Don’t borrow from workers’ pension funds

[FILE PHOTO] President Bola Tinubu (left); Minister of Finance and Coordinating Minister of the Economy, Wale Edun; his Agriculture and Food Security counterpart, Abubakar Kyari and Minister of State for Agriculture and Food Security, Aliyu Abdullahi, during the Federal Executive Council (FEC) meeting at the Presidential Villa, Abuja.
The craving by the Federal Government to leverage workers’ N20 trillion pension funds, among other sources of funds in the savings industry, to presumably ramp up infrastructure and housing will not augur well for workers and the economy. Previous governments did not show enough reason to be trusted with borrowed funds and the present administration has not demonstrated any difference. It is, therefore, too risky to allow government to tamper with the only lifeline workers have for their post-retirement era. We join others in cautioning this government against going for the money.

It was the Minister of Finance and Coordinating Minister for the Economy, Wale Edun, who leaked the plan at the Federal Executive Council (FEC) meeting, to draw in all major stakeholders in the long-term savings industry, whose funds may be available to drive investment. He was particular about funds that are available over a long period, of which the contributory pension funds are major.

Since it came on board in 2004 through the Pension Reform Act (PRA), repealed and reenacted in 2014, the Contributory Pension Scheme allows both employer and employee to set aside 18 per cent of an employee’s emolument as retirement savings. The savings are put under a Pension Fund Administrator for investment to earn a return. The scheme provides a source of hope for workers to retire in dignity, against the former indecent arrangement whereby retirees suffered great humiliation.

We recall the poor treatment of pensioners in the previously defined benefit scheme; we picture the column of tired and worn-out men and women, who were summoned for endless verification in dehumanising circumstances by government agencies and parastatals. Many took ill and dropped dead while in the queue to be verified. We must do everything to avoid a return to that era of anguish. That is what the new scheme was enacted to achieve. And so far, it has freed pensioners from that agonising past, though it is not perfect yet.

We take particular note of the petition by the Nigeria Labour Congress (NLC) and the Trade Union Congress (TUC) to the Secretary to the Government of the Federation (SGF), wherein the workers’ unions faulted government’s proposal to borrow from the funds.

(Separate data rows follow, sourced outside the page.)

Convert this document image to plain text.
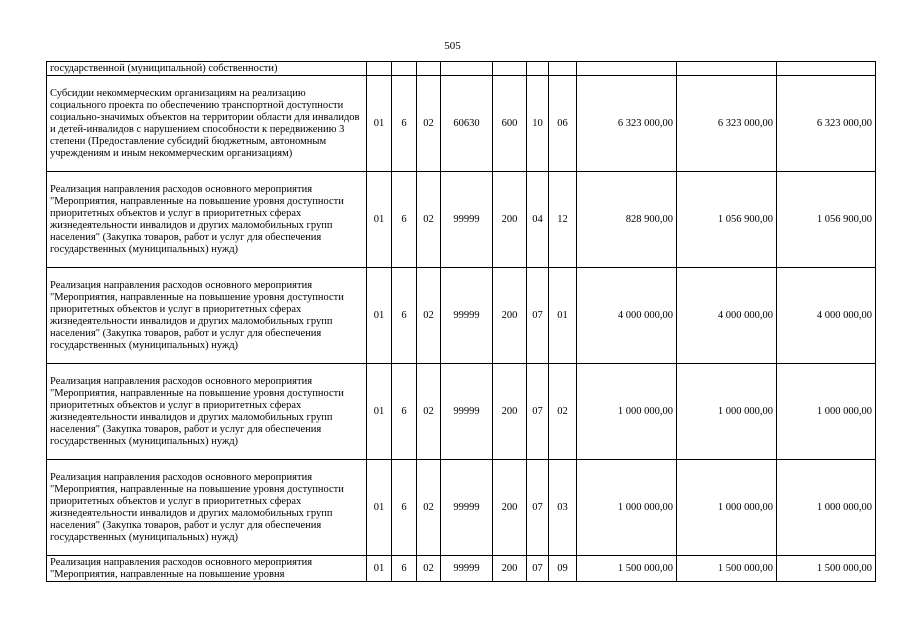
505
государственной (муниципальной) собственности)										
Субсидии некоммерческим организациям на реализацию социального проекта по обеспечению транспортной доступности социально-значимых объектов на территории области для инвалидов и детей-инвалидов с нарушением способности к передвижению 3 степени (Предоставление субсидий бюджетным, автономным учреждениям и иным некоммерческим организациям)	01	6	02	60630	600	10	06	6 323 000,00	6 323 000,00	6 323 000,00
Реализация направления расходов основного мероприятия "Мероприятия, направленные на повышение уровня доступности приоритетных объектов и услуг в приоритетных сферах жизнедеятельности инвалидов и других маломобильных групп населения" (Закупка товаров, работ и услуг для обеспечения государственных (муниципальных) нужд)	01	6	02	99999	200	04	12	828 900,00	1 056 900,00	1 056 900,00
Реализация направления расходов основного мероприятия "Мероприятия, направленные на повышение уровня доступности приоритетных объектов и услуг в приоритетных сферах жизнедеятельности инвалидов и других маломобильных групп населения" (Закупка товаров, работ и услуг для обеспечения государственных (муниципальных) нужд)	01	6	02	99999	200	07	01	4 000 000,00	4 000 000,00	4 000 000,00
Реализация направления расходов основного мероприятия "Мероприятия, направленные на повышение уровня доступности приоритетных объектов и услуг в приоритетных сферах жизнедеятельности инвалидов и других маломобильных групп населения" (Закупка товаров, работ и услуг для обеспечения государственных (муниципальных) нужд)	01	6	02	99999	200	07	02	1 000 000,00	1 000 000,00	1 000 000,00
Реализация направления расходов основного мероприятия "Мероприятия, направленные на повышение уровня доступности приоритетных объектов и услуг в приоритетных сферах жизнедеятельности инвалидов и других маломобильных групп населения" (Закупка товаров, работ и услуг для обеспечения государственных (муниципальных) нужд)	01	6	02	99999	200	07	03	1 000 000,00	1 000 000,00	1 000 000,00
Реализация направления расходов основного мероприятия "Мероприятия, направленные на повышение уровня	01	6	02	99999	200	07	09	1 500 000,00	1 500 000,00	1 500 000,00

In the petition, the workers’ leadership warned that the Pension Reform Act (2014), as amended, has no provision for such borrowing. We equally call on the government to follow the due process established in the Act.

Labour equally alleged that the government had already accessed nearly 70 per cent of the entire pension fund value. We remind the government that if indeed it has accessed the funds, it is unacceptable and we demand that it withdraws from tampering with the funds. This government must listen to Labour unions, the representatives of the workers, who are the major contributors to the funds and the beneficiaries.


The minister’s explanation that the government would use the pension funds to provide mass housing and mortgage loans at 12 per cent interest rates, with 25-year repayment plans, cuts no ice with the people.

The minister should be reminded that this government was voted into office for a four-year tenure and not 25 years. For a government that has not displayed fiscal prudence and responsible governance, it is dangerous to entrust it with workers’ savings beyond the foreseeable future.

Need we remind the minister that the Federal Government under former President Muhammadu Buhari frittered away N22.7 trillion Ways & Means credit from the Central Bank of Nigeria (CBN), with little or no infrastructure to show for it! Worse still, the National Assembly approved the securitisation of the loans in an arrangement that placed them on a tenor of 40 years. Buhari has since left office, but the loans remain with us and for future generations of Nigerians.

The minister’s assurance to operate within the regulatory framework of the Pension Act offers flimsy hope and does not address the concerns of workers. Nigerians have seen the government mess up regulations, like the case of electricity regulatory commission. The government has not abided by the terms of the NERC Act, and that has left the sector in disarray 10 years after its enactment.


In August 2023, at the inaugural FEC meeting of this administration, the minister of Finance, Edun, told Nigerians that the Tinubu government had no intention to borrow from any local or foreign organisation. He said the benefits of petrol subsidy removal would be ploughed back into various sectors to boost government revenue.

In November 2023, he gave similar assurances to the Joint Senate Committee on the 2024-2026 Medium Term Expenditure Framework and Fiscal Strategy. The country saved N1.4 trillion between June and September 2023 from the subsidy removal. The government said subsidy removal was going to reduce the country’s appetite for debt and cut down on over-reliance on borrowing.

On that, Tinubu said: “We shall re-channel the funds into better investment in public infrastructure, education, healthcare and jobs that will materially improve the lives of millions.” Though Nigerians have yet to see that promise, we urge the government to stay focused on what it promised and leave workers’ savings alone.

In a country where the government does not prioritise workers’ welfare and life in retirement, it is dangerous and unacceptable for a profligate government to encroach on workers’ assets. Just stay away from the pension funds.